Emboldened — and financed — by Venezuela, rulers in Ecuador and Bolivia are moving to crush media that make room for dissenting voices. “The main adversaries of my presidency, of my government,” said Bolivia’s Evo Morales, “are certain communications media.” When Mr. Morales made this statement, Venezuela had just put the padlock on RCTV, so it is clear what he had in mind when he said he would “draw on the experience of our friends in Venezuela and Cuba.”

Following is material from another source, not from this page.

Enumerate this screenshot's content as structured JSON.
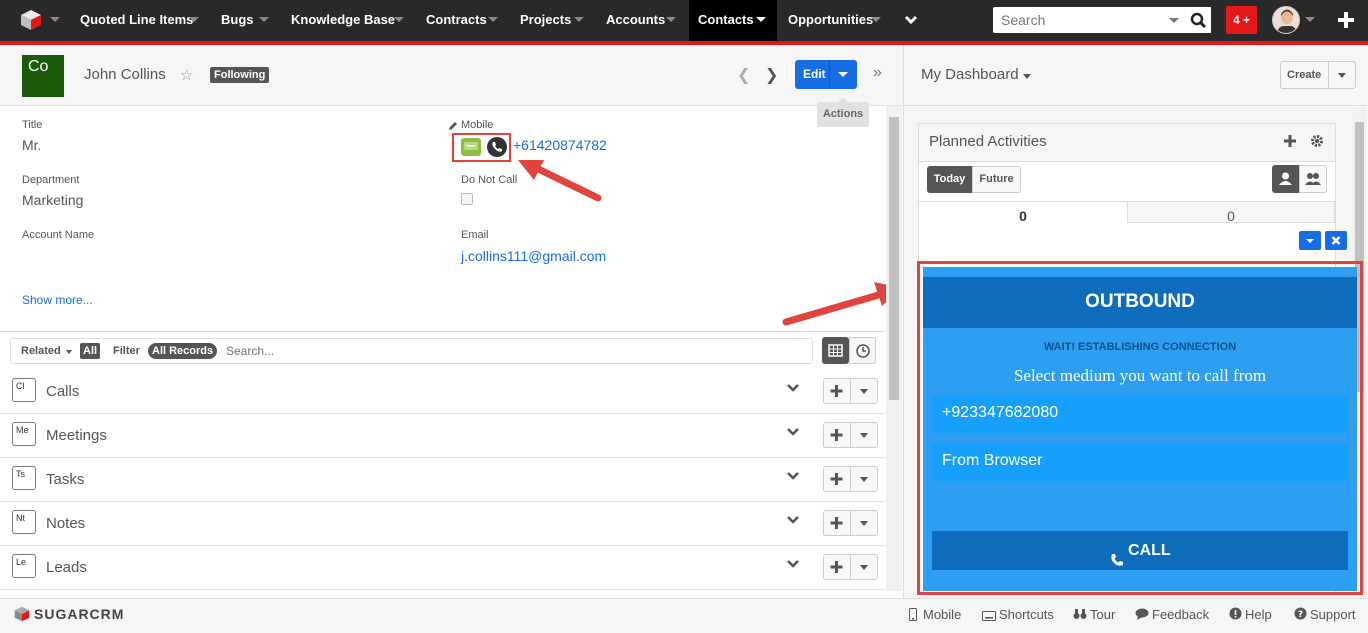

Ecuador’s president Rafael Correa announced a Chavez-like initiative to review media “concessions.” Venezuela’s college students are bravely risking their futures, even their lives, by publicly protesting Hugo Chavez and the authoritarian juggernaut his regime has become. We can and should do more to support their cause. We broadcasters can make a simple gesture of solidarity with them by tying black ribbons on our microphones, or wearing black ribbons on our lapels, especially on June 27, which is Journalists’ Day in Venezuela. But it’s not enough to dress ourselves in crepe, mourning the death of free speech under the Chavez regime. There are more important gestures of solidarity to be made. First among them is to keep the issue of freedom in Venezuela alive by not allowing Mr. Chavez’ fait accompli to be accepted as old news. In other words, we need to exercise our free speech in defense of free speech in Venezuela, and anywhere it is under assault.
Blanquita Cullum is a member of the Broadcasting Board of Governors and is chairman of the Talkers First Amendment Committee.